La géomodélisation est maintenant d’usage courant dans toutes les évaluations de ressources et de réserves ou la présentation de la géologie en 3 D, mais c’est aussi un domaine avancé qui doit traiter de multiples paramètres et de leurs interactions et parvenir à des échelles de plus en plus fines. Rien de plus normal que d’y consacrer un chapitre, d’autant que l’équipe de recherche de Nancy est en pointe sur ce sujet depuis des années.

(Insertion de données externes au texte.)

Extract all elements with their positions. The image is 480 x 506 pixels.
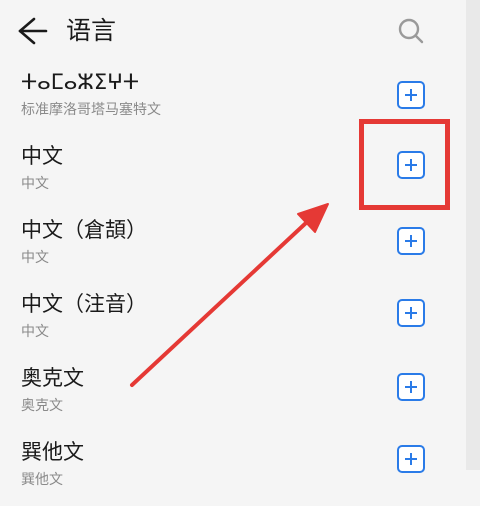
language-name: 中文（倉頡） [21, 218, 147, 242]
add-language-button[interactable] [397, 373, 425, 401]
language-name: 中文 [21, 144, 63, 168]
highlight-box [359, 119, 450, 210]
list-item-language[interactable]: 中文（注音） 中文 [0, 284, 466, 358]
header-bar: 语言 [0, 0, 466, 62]
add-language-button[interactable] [397, 299, 425, 327]
language-native-name: 巽他文 [21, 472, 63, 488]
search-icon [398, 18, 424, 44]
language-name: 奥克文 [21, 366, 84, 390]
language-native-name: 中文 [21, 324, 49, 340]
language-name: 中文（注音） [21, 292, 147, 316]
add-language-button[interactable] [397, 227, 425, 255]
language-native-name: 中文 [21, 250, 49, 266]
page-title: 语言 [66, 16, 117, 45]
list-item-language[interactable]: 巽他文 巽他文 [0, 432, 466, 506]
language-native-name: 中文 [21, 176, 49, 192]
language-native-name: 奥克文 [21, 398, 63, 414]
language-name: ⵜⴰⵎⴰⵣⵉⵖⵜ [21, 70, 140, 94]
search-button[interactable] [394, 14, 428, 48]
language-list-page: 语言 ⵜⴰⵎⴰⵣⵉⵖⵜ 标准摩洛哥塔马塞特文 中文 中文 中文（倉頡） 中文 中… [0, 0, 466, 488]
back-button[interactable] [14, 14, 48, 48]
arrow-left-icon [18, 17, 48, 45]
add-language-button[interactable] [397, 445, 425, 473]
scroll-edge [466, 0, 480, 470]
list-item-language[interactable]: 中文（倉頡） 中文 [0, 210, 466, 284]
language-native-name: 标准摩洛哥塔马塞特文 [21, 102, 161, 118]
language-name: 巽他文 [21, 440, 84, 464]
add-language-button[interactable] [397, 81, 425, 109]
list-item-language[interactable]: 奥克文 奥克文 [0, 358, 466, 432]
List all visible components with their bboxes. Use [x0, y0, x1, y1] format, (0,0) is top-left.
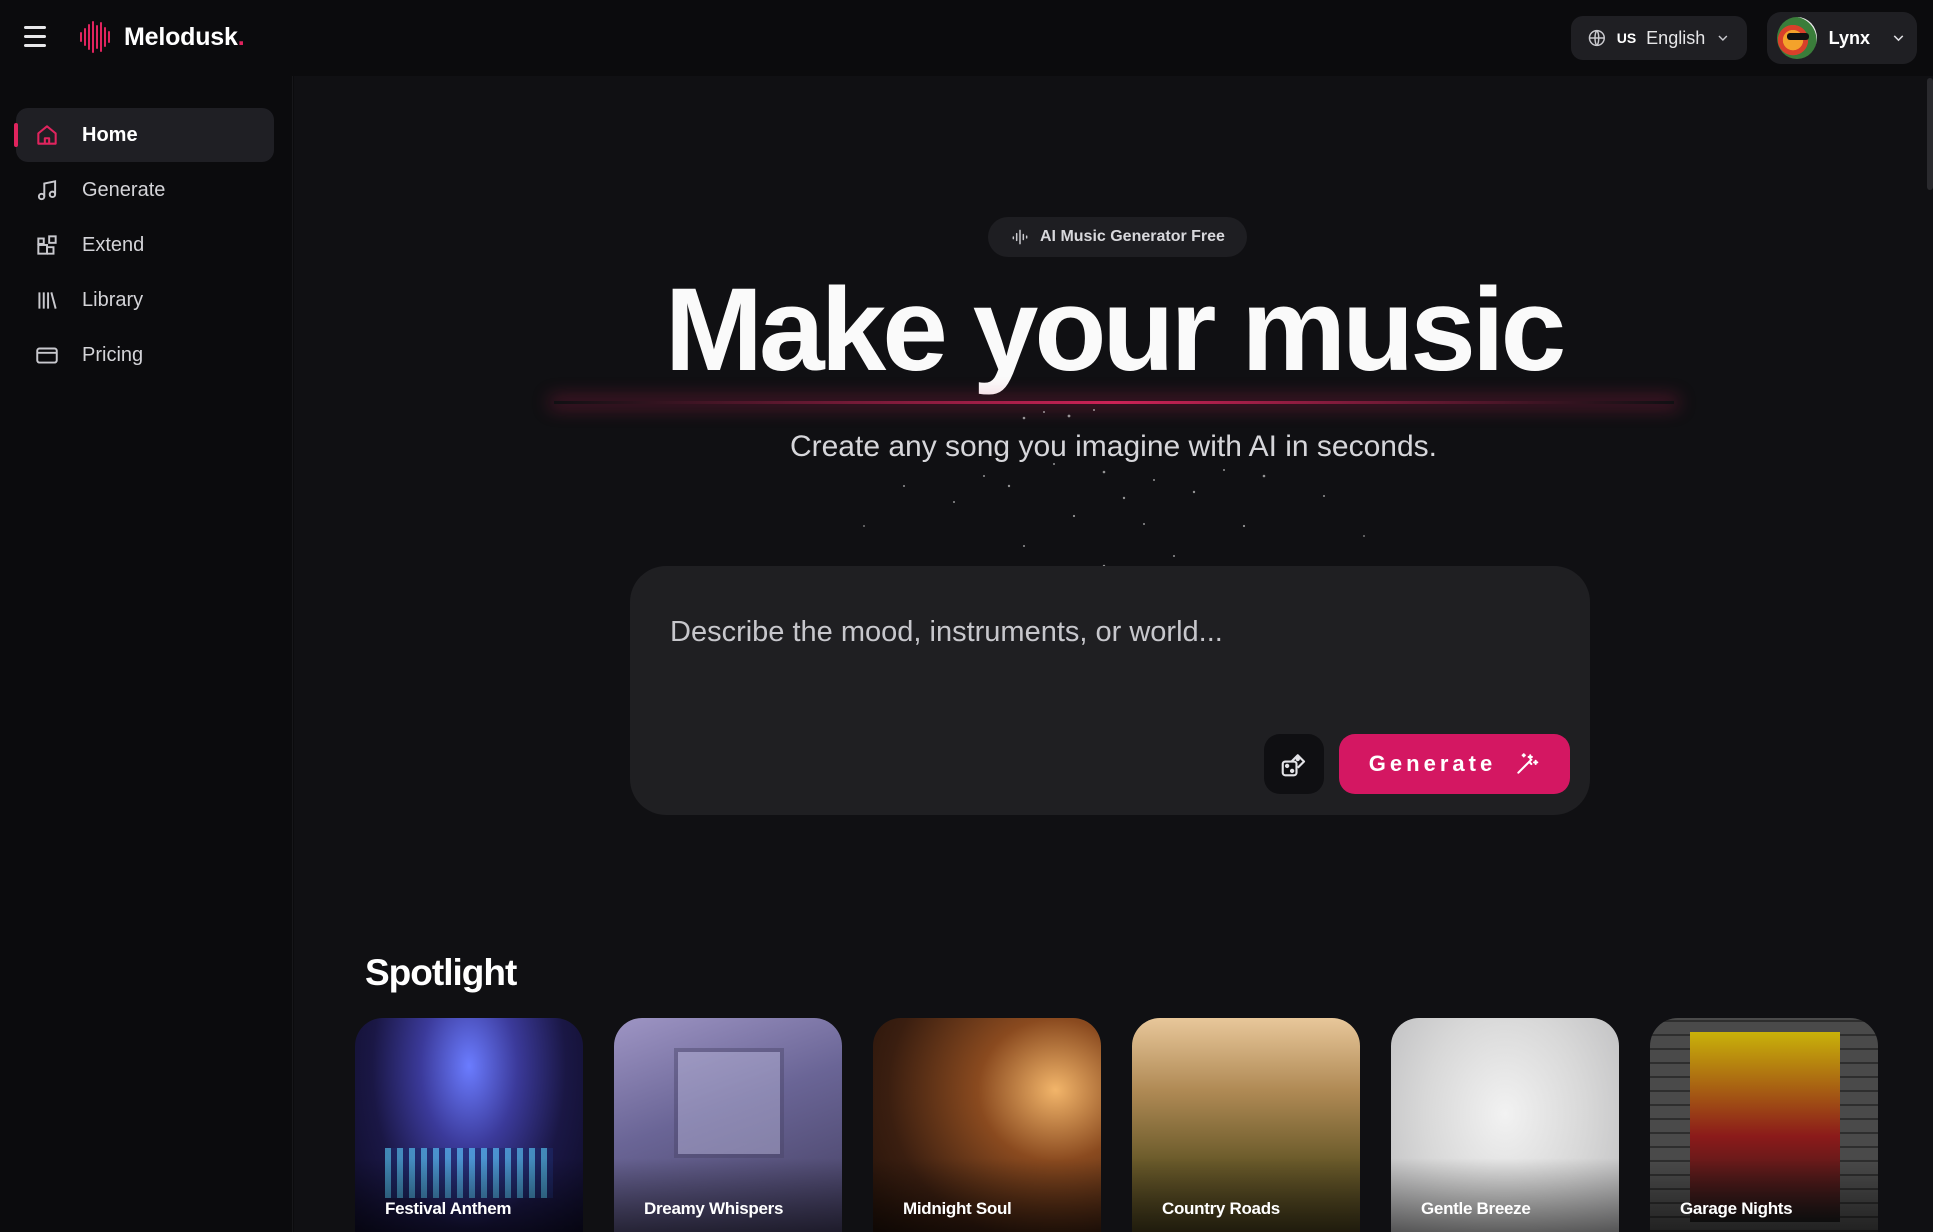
spotlight-card-midnight-soul[interactable]: Midnight Soul [873, 1018, 1101, 1232]
sidebar-item-home[interactable]: Home [14, 108, 274, 162]
chevron-down-icon [1718, 35, 1728, 41]
spotlight-card-dreamy-whispers[interactable]: Dreamy Whispers [614, 1018, 842, 1232]
sidebar-item-label: Library [82, 288, 144, 311]
library-icon [38, 292, 57, 309]
user-menu[interactable]: Lynx [1767, 12, 1917, 64]
scrollbar[interactable] [1927, 78, 1933, 190]
language-selector[interactable]: US English [1571, 16, 1747, 60]
music-note-icon [37, 180, 57, 201]
credit-card-icon [36, 347, 58, 364]
card-title: Festival Anthem [385, 1199, 512, 1218]
language-label: English [1646, 27, 1706, 48]
card-title: Garage Nights [1680, 1199, 1793, 1218]
sidebar-item-pricing[interactable]: Pricing [16, 328, 274, 382]
sidebar-item-generate[interactable]: Generate [16, 163, 274, 217]
card-title: Gentle Breeze [1421, 1199, 1531, 1218]
generate-button-label: Generate [1368, 751, 1497, 776]
spotlight-cards: Festival Anthem Dreamy Whispers Midnight… [355, 1018, 1878, 1232]
card-title: Country Roads [1162, 1199, 1280, 1218]
sidebar: Home Generate Extend Library Pricing [0, 76, 293, 1232]
sidebar-item-label: Pricing [82, 343, 144, 366]
waveform-icon [1012, 229, 1028, 245]
user-name: Lynx [1828, 27, 1870, 48]
main-content: AI Music Generator Free Make your music … [294, 76, 1933, 1232]
sidebar-item-label: Generate [82, 178, 166, 201]
spotlight-card-country-roads[interactable]: Country Roads [1132, 1018, 1360, 1232]
card-title: Midnight Soul [903, 1199, 1012, 1218]
spotlight-card-festival-anthem[interactable]: Festival Anthem [355, 1018, 583, 1232]
waveform-logo-icon [80, 20, 112, 54]
home-icon [37, 125, 57, 145]
magic-wand-icon [1517, 753, 1539, 774]
chevron-down-icon [1893, 35, 1904, 42]
sidebar-item-label: Extend [82, 233, 145, 256]
prompt-input[interactable] [670, 602, 1530, 662]
hero-subtitle: Create any song you imagine with AI in s… [789, 430, 1438, 463]
page-title: Make your music [664, 264, 1566, 396]
globe-icon [1588, 29, 1605, 47]
random-prompt-button[interactable] [1264, 734, 1324, 794]
app-logo[interactable]: Melodusk. [80, 20, 245, 54]
sidebar-item-library[interactable]: Library [16, 273, 274, 327]
dice-icon [1281, 754, 1306, 777]
sidebar-item-extend[interactable]: Extend [16, 218, 274, 272]
spotlight-card-gentle-breeze[interactable]: Gentle Breeze [1391, 1018, 1619, 1232]
generate-button[interactable]: Generate [1339, 734, 1570, 794]
menu-icon[interactable] [24, 26, 52, 50]
prompt-panel: Generate [630, 566, 1590, 815]
sidebar-item-label: Home [82, 123, 138, 146]
extend-icon [37, 235, 57, 255]
top-bar: Melodusk. US English Lynx [0, 0, 1933, 76]
language-flag: US [1616, 30, 1637, 46]
app-name: Melodusk [124, 22, 238, 51]
title-glow-line [554, 401, 1674, 404]
card-title: Dreamy Whispers [644, 1199, 784, 1218]
hero-badge-label: AI Music Generator Free [1040, 228, 1225, 245]
spotlight-title: Spotlight [365, 952, 517, 993]
avatar [1777, 17, 1817, 59]
spotlight-card-garage-nights[interactable]: Garage Nights [1650, 1018, 1878, 1232]
app-name-dot: . [237, 22, 245, 51]
hero-badge: AI Music Generator Free [988, 217, 1247, 257]
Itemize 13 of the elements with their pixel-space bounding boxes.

L’extra-terrestre, comme les dinosaures attire les foules, c’est bien connu. Cela dit, consacrer 24 pages à la géologie extra-terrestre, était-ce bien nécessaire, d’autant que tout l’ouvrage est focalisé sur la géologie dans ses applications alors que dans la diversité des sujets de recherche en géosciences, il en est de nombreux dont on peut dire qu’ils sont au service de l’homme. Choix de cadrage, choix de volume impose. Cela étant, on y parle abondamment des météorites, des recherches sur la Lune et sur Mars, pour terminer sur l’exploration de l’univers.
L’ouvrage se termine sur les variations climatiques du passé et de l’avenir, question d’actualité s’il en est. Avec raison, l’auteur met l’accent sur les changements du passé géologique et de la période récente de l’évolution humaine avant d’insister sur l’évolution depuis un siècle et la prévision du climat du futur.
À noter, en fin d’ouvrage sur page rétrospective sur l’ENSG, que certains trouveront assurément bien courte.
Quelles que soient les remarques que l’on peut formuler sur le choix des contenus et l’organisation de leur présentation, cet ouvrage anniversaire de l’ENSG est un bel ouvrage, bien illustré, très informatif sur de nombreux sujets. Il convient donc de saluer sa parution et d’en recommander la lecture à un large public.